Some of Ran’s work uses texts that reflect a diversity of influences. For “Ad Sciendam,” a work for organ and chorus that Ran wrote for the University’s 500th Convocation in 2009, she included Hebrew and Latin passages from the Book of Wisdom. She also used a multilingual approach for one of her most intriguing compositional challenges—a commission by the vocal group Chanticleer to write a movement for a Mass.
Told that her assignment would be to compose the Credo for the Mass, she recalls, “I said to them, ‘You realize I’m Jewish, right?’”

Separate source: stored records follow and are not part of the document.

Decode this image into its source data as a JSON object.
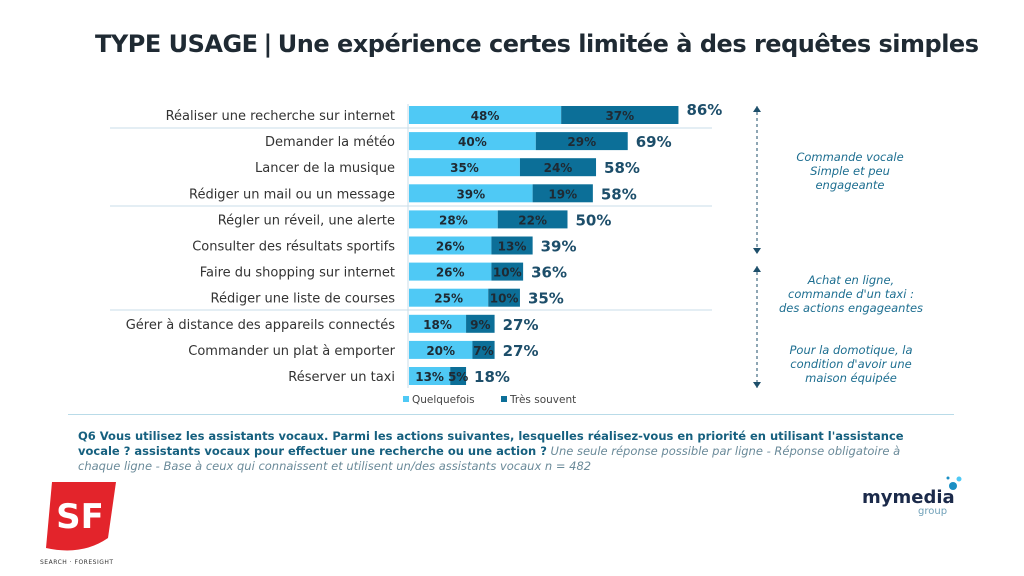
{
  "title": {
    "left": "TYPE USAGE",
    "separator": "|",
    "right": "Une expérience certes limitée à des requêtes simples"
  },
  "chart_data": {
    "type": "bar",
    "orientation": "horizontal-stacked",
    "categories": [
      "Réaliser une recherche sur internet",
      "Demander la météo",
      "Lancer de la musique",
      "Rédiger un mail ou un message",
      "Régler un réveil, une alerte",
      "Consulter des résultats sportifs",
      "Faire du shopping sur internet",
      "Rédiger une liste de courses",
      "Gérer à distance des appareils connectés",
      "Commander un plat à emporter",
      "Réserver un taxi"
    ],
    "series": [
      {
        "name": "Quelquefois",
        "color": "#4fc9f5",
        "values": [
          48,
          40,
          35,
          39,
          28,
          26,
          26,
          25,
          18,
          20,
          13
        ]
      },
      {
        "name": "Très souvent",
        "color": "#0c6f98",
        "values": [
          37,
          29,
          24,
          19,
          22,
          13,
          10,
          10,
          9,
          7,
          5
        ]
      }
    ],
    "totals": [
      86,
      69,
      58,
      58,
      50,
      39,
      36,
      35,
      27,
      27,
      18
    ],
    "unit": "%",
    "legend": "bottom",
    "grid": false
  },
  "notes": {
    "group1": "Commande vocale Simple et peu engageante",
    "group2": "Achat en ligne, commande d'un taxi : des actions engageantes",
    "group3": "Pour la domotique, la condition d'avoir une maison équipée"
  },
  "question": {
    "bold": "Q6 Vous utilisez les assistants vocaux. Parmi les actions suivantes, lesquelles réalisez-vous en priorité en utilisant l'assistance vocale ? assistants vocaux pour effectuer une recherche ou une action ?",
    "italic": "Une seule réponse possible par ligne - Réponse obligatoire à chaque ligne - Base à ceux qui connaissent et utilisent un/des assistants vocaux n = 482"
  },
  "logos": {
    "sf": "SF",
    "sf_caption": "SEARCH · FORESIGHT",
    "mymedia": "mymedia",
    "mymedia_sub": "group"
  }
}
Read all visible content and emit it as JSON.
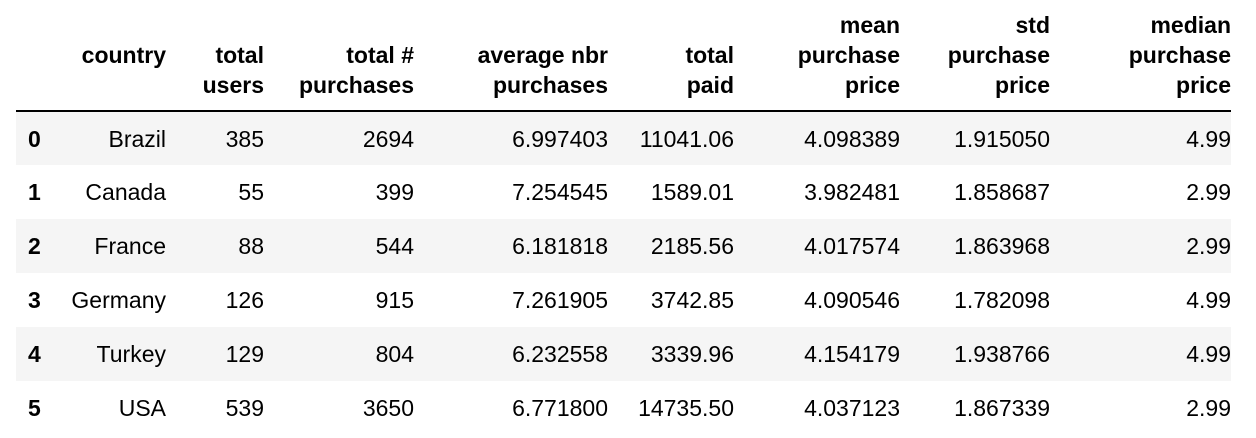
{
  "table": {
    "columns": {
      "country": [
        "country"
      ],
      "total_users": [
        "total",
        "users"
      ],
      "total_purchases": [
        "total #",
        "purchases"
      ],
      "avg_purchases": [
        "average nbr",
        "purchases"
      ],
      "total_paid": [
        "total",
        "paid"
      ],
      "mean_price": [
        "mean",
        "purchase",
        "price"
      ],
      "std_price": [
        "std",
        "purchase",
        "price"
      ],
      "median_price": [
        "median",
        "purchase",
        "price"
      ]
    },
    "rows": [
      {
        "index": "0",
        "country": "Brazil",
        "total_users": "385",
        "total_purchases": "2694",
        "avg_purchases": "6.997403",
        "total_paid": "11041.06",
        "mean_price": "4.098389",
        "std_price": "1.915050",
        "median_price": "4.99"
      },
      {
        "index": "1",
        "country": "Canada",
        "total_users": "55",
        "total_purchases": "399",
        "avg_purchases": "7.254545",
        "total_paid": "1589.01",
        "mean_price": "3.982481",
        "std_price": "1.858687",
        "median_price": "2.99"
      },
      {
        "index": "2",
        "country": "France",
        "total_users": "88",
        "total_purchases": "544",
        "avg_purchases": "6.181818",
        "total_paid": "2185.56",
        "mean_price": "4.017574",
        "std_price": "1.863968",
        "median_price": "2.99"
      },
      {
        "index": "3",
        "country": "Germany",
        "total_users": "126",
        "total_purchases": "915",
        "avg_purchases": "7.261905",
        "total_paid": "3742.85",
        "mean_price": "4.090546",
        "std_price": "1.782098",
        "median_price": "4.99"
      },
      {
        "index": "4",
        "country": "Turkey",
        "total_users": "129",
        "total_purchases": "804",
        "avg_purchases": "6.232558",
        "total_paid": "3339.96",
        "mean_price": "4.154179",
        "std_price": "1.938766",
        "median_price": "4.99"
      },
      {
        "index": "5",
        "country": "USA",
        "total_users": "539",
        "total_purchases": "3650",
        "avg_purchases": "6.771800",
        "total_paid": "14735.50",
        "mean_price": "4.037123",
        "std_price": "1.867339",
        "median_price": "2.99"
      }
    ]
  }
}
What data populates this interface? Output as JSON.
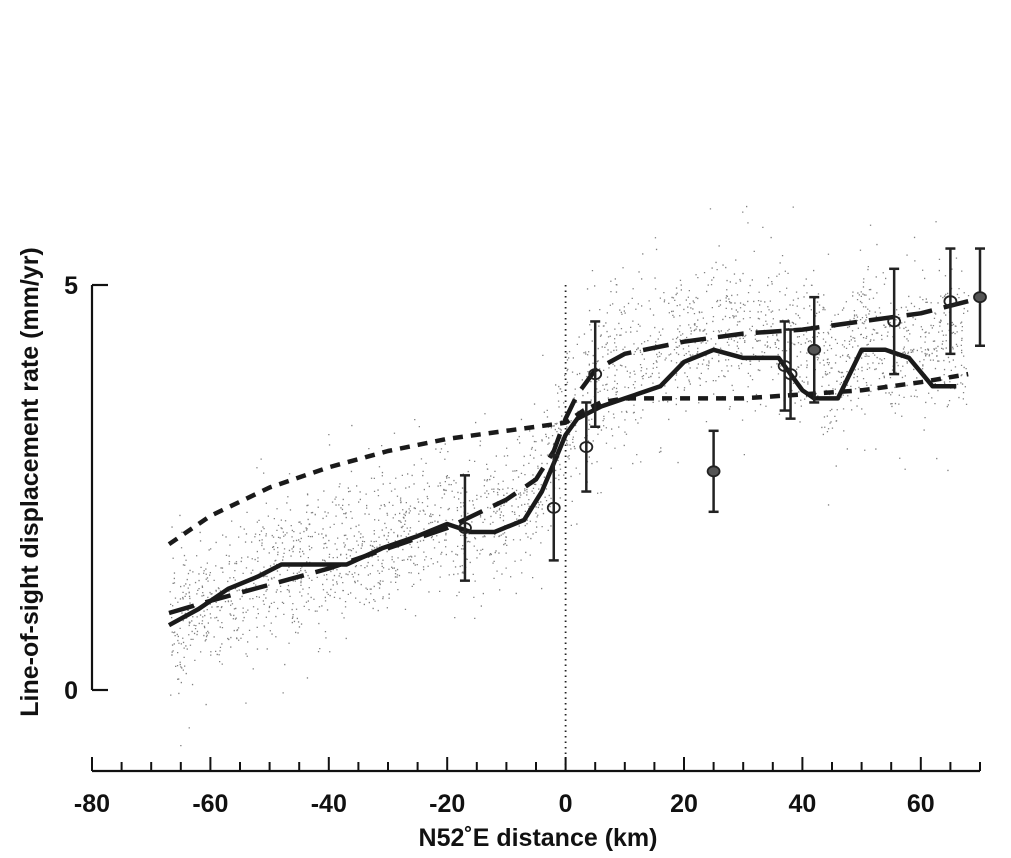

With the opening phrase of the Latin Mass’ Credo as a point of departure, she created a trilingual piece in English, Hebrew, and Latin, drawing from Jewish Liturgy and the philosopher Maimonides, as well as texts about the Holocaust and the Sept. 11 attacks.
“I needed to go beyond beautiful texts,” Ran says. “I needed to ask questions, probe faith in the face of the greatest adversity. How privileged I am that I can address, through my music, things that are important for me, that are outside of myself.”
For Ran, elected to the American Academy of Arts and Sciences in 1992, the power of music to unsettle and console offers endless possibilities.
“I believe that music matters,” she says. “Music for me has an incredible capacity to uplift, transport, make one think, disturb, engage, at times to entertain, at times to provide catharsis.”
‘It always becomes something more’
Marta Ptaszynska began composing at age 4, and followed a rigorous course of training while growing up in her native Poland. That instilled a broad musical vocabulary that she considers essential to her creative work.
“Many people have a talent but don’t develop their craft,” she says. “And talent without craft is nothing.”
Her ideas for compositions tend to come as a whole, rather than in bits and pieces. “I never start a piece if I don’t know how the piece will end,” she says. “It’s like buying a train ticket without knowing where you’re going.”
Ptaszynska’s nighttime inspirations often come in a flash, but her hurried notes would be meaningless to an unschooled observer.
“I’ll write down a phrase that represents my idea, like ‘A brilliant stroke of glass,’” says Ptaszynska, a 2010 Guggenheim fellow. “It doesn’t mean anything to anyone else, but when I see those words later I hear the sound.”
For her 2008 piece, “Hymn of the Universe,” Ptaszynska adapted the work of the Catholic philosopher Pierre Teilhard de Chardin. Although she knew from the start what the piece should sound like, she says hearing an actual performance brings her work to life in ways that are invariably surprising.
“The realization of the piece is always much better than what I heard,” Ptaszynska says. “Though I hear the texture, the color of the orchestra in my imagination, it’s when I hear the live orchestral performance that, for me, my music becomes even more rich in sonorities and texture. It always becomes something more.”